National Football League

WR Keenan Allen, CB Chris Harris Jr. resume rivalry

November 27, 2019

DENVER (AP) — Keenan Allen enjoys dissing Chris Harris Jr., who relishes dismissing Keenan Allen.

Their rivalry provides one of the more intriguing plot lines Sunday when the bumbling Los Angeles Chargers (4-7) visit the bungling Denver Broncos (3-8) in a matchup of AFC West also-rans.

Denver’s star cornerback was primarily responsible for checkmating the Chargers’ star wideout last time the teams met in Week 5, when Harris helped hold the league's top receiver at the time to 18 yards on four catches in a 20-13 Broncos victory.

Afterward, Allen voiced his displeasure over his stat line on social media, commenting on an Instagram post of a Chris Harris Jr. fan account: "Now, y'all know damn well that boy can't hold my jockstrap. Stop it."

Allen confirmed those comments in the locker room later that week, suggesting reporters "just watch the tape" for proof.

That tape showed Allen held in check, catching four of the six passes Philip Rivers threw him that day, when the Chargers failed to score an offensive touchdown.

Harris brushed aside Allen's disrespect with a shrug, suggesting he had no idea what Allen was talking about.

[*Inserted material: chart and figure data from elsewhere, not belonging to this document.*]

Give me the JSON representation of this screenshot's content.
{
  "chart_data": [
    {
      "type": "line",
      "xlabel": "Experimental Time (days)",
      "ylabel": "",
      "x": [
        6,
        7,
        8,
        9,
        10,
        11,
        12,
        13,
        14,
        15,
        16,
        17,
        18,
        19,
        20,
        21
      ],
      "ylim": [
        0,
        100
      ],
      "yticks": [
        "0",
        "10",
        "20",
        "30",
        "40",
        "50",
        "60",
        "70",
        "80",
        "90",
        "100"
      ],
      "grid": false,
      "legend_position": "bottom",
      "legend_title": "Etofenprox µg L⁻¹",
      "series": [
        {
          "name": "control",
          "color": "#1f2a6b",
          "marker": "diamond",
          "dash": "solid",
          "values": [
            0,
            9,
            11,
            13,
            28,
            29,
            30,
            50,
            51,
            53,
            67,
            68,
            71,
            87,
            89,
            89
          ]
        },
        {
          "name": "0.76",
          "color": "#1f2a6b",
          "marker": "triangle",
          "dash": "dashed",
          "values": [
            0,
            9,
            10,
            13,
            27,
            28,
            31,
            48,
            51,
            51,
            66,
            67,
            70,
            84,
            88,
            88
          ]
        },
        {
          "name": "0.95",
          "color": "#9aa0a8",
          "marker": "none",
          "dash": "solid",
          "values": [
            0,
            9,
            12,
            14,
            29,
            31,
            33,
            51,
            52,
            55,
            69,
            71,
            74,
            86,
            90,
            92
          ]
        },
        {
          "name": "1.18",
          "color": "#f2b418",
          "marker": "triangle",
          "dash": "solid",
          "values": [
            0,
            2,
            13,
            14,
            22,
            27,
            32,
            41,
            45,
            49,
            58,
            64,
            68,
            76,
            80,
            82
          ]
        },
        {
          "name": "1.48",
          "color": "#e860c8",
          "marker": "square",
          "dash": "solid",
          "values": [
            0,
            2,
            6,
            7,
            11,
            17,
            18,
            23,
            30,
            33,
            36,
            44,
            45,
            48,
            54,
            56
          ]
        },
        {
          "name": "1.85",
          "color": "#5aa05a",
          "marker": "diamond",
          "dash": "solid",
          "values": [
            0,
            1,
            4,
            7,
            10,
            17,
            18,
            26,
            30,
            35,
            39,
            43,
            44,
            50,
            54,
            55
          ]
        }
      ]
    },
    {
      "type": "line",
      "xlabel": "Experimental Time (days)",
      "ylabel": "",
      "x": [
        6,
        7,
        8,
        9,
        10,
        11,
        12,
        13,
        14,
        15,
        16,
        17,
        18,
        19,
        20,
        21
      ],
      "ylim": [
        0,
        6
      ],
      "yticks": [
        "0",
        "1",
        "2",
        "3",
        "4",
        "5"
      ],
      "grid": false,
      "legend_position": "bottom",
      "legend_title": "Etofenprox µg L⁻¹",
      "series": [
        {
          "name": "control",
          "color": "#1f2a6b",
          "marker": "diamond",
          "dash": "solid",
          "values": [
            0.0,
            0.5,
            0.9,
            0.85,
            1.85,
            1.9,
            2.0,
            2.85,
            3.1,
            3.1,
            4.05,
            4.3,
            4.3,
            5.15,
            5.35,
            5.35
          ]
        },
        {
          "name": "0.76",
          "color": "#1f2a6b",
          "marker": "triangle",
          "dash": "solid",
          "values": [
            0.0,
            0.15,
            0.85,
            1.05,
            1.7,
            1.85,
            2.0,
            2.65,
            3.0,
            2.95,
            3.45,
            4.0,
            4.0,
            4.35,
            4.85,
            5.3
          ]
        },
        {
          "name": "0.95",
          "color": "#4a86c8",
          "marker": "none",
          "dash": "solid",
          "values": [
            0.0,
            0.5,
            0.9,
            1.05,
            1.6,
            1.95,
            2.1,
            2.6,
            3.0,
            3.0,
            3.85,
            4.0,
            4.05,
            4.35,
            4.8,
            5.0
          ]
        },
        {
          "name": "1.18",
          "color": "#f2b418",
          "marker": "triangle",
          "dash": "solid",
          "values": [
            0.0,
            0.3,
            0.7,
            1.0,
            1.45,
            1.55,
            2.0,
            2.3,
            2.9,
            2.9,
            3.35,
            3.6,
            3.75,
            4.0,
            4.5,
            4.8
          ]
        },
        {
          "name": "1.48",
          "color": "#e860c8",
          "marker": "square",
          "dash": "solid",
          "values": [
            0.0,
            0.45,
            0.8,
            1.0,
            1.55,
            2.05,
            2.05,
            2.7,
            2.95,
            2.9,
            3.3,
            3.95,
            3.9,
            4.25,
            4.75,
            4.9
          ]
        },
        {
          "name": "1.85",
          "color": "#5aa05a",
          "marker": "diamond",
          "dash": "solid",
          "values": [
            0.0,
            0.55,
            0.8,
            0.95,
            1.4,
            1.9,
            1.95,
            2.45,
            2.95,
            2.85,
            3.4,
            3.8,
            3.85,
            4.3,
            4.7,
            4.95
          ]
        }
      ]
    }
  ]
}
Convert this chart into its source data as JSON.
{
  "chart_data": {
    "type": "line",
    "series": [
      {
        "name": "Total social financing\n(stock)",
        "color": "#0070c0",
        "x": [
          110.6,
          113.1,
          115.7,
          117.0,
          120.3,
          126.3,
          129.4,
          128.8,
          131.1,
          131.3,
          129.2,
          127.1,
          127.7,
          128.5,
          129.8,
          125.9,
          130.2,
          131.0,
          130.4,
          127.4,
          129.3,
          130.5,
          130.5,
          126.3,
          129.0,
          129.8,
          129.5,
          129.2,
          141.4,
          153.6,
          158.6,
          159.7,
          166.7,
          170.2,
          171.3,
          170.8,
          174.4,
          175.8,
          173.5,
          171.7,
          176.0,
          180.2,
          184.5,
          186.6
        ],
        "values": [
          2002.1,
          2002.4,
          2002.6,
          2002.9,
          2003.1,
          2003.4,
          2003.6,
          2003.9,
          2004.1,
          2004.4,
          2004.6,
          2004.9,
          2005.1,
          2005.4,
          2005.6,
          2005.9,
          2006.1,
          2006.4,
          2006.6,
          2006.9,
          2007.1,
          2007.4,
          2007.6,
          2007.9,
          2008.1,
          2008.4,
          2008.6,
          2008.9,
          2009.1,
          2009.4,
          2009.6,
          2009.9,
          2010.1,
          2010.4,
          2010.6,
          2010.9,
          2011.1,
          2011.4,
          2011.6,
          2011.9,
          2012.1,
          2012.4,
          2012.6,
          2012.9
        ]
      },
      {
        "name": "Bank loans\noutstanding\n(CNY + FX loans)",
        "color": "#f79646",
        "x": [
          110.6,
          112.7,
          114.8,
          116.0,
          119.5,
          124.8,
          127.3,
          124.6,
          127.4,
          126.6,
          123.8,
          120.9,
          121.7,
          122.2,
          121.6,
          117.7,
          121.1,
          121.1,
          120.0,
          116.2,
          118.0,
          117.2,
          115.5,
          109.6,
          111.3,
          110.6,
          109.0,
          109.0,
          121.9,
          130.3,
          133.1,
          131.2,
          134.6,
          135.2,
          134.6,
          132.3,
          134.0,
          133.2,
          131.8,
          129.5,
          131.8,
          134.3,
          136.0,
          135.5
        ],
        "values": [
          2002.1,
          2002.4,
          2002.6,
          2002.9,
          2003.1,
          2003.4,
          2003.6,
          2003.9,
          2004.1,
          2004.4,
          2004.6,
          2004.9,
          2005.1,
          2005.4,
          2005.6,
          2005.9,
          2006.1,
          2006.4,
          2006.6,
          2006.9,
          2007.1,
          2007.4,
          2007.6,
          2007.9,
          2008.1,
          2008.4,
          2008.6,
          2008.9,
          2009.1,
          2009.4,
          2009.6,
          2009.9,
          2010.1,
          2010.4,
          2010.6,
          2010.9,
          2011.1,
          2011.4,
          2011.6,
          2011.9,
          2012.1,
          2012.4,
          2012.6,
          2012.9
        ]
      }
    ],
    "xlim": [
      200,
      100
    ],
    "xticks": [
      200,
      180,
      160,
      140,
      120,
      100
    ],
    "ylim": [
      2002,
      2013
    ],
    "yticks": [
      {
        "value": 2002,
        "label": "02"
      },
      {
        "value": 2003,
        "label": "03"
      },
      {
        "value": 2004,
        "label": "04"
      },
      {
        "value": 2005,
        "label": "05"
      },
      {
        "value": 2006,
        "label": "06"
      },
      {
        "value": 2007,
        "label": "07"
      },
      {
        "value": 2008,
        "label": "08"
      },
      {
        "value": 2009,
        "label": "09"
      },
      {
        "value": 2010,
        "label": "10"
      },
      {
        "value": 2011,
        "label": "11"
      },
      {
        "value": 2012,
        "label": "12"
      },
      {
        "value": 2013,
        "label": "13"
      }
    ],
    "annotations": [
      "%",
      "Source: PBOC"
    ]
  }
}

"I've locked him up numerous times. I don't even know how many times I've shut him down," Harris said back in October. "There's nothing to really talk about with him. I'm ready for Tyreek Hill."

The episode was raised again this week ahead of the rivals' rematch, and Harris again threw shade on his opponent who belittled the Broncos' last-second 23-22 win in Los Angeles last year by proclaiming, "They suck."

"It's always different when we play the Chargers," Harris said. "It's a rivalry game. Of course, he was talking a lot of mash last game, so everybody is going to be tuning into our matchup. But it's about the team. We've got to go out there and prepare as a team, have a great preparation this week and get ready for Rivers."

Other subplots in the 121st edition of the AFC West rivalry:


Rookie Drew Lock shared snaps with fill-in quarterback Brandon Allen at practice during the week following Allen's poor performance at Buffalo, where he completed 10 passes for 84 yards in a 20-3 loss. Allen replaced Joe Flacco (neck) at the season's midpoint, becoming Denver's sixth starting quarterback since Peyton Manning's retirement in 2016. The Broncos' 134 yards of total offense were the lowest in the NFL in 26 years.


The Chargers are finally getting things together at safety, where Adrian Phillips has been out since breaking his right forearm during the fourth quarter of a Week 2 loss at Detroit. Derwin James sustained a stress fracture in his right foot during joint practices with the New Orleans Saints on Aug. 15. Despite not having James and Phillips for most of the year, the Chargers are fifth in the league in defense and fourth against the pass.


Rivers has thrown seven interceptions in his last two games, the worst slump of his 16-year career. Rivers had the ball and a chance to avoid defeats in both games, a 26-24 loss at Oakland and a 24-17 loss to the Chiefs in Mexico City. Both times he ended the Chargers' chances with interceptions. Safeties Karl Joseph of the Raiders and Daniel Sorensen of the Chiefs both picked him off in the final half-minute.


Von Miller limped out of Buffalo, but Broncos coach Vic Fangio insisted it was nothing major. Miller appeared to prove that point by frolicking in the frosty weather Tuesday. He was shirtless and in shorts as he walked across the players' parking lot to the weight room despite a storm that dumped more than a foot of snow. Then he flexed into the reflective glass. However, Miller did miss his second Wednesday workout this season.


Broncos inside linebacker Alexander Johnson's debut against the Chargers in Week 5 featured two pass breakups, an interception and eight stops. He now has 61 tackles, including a career-best 15 at Buffalo last week.

"Every week you can see him picking up the scheme better and better and learning his assignment and his job," safety Justin Simmons said. "He's playing fast and physical. ... He causes so much gray area for the quarterback that it makes our job that much easier in the back end."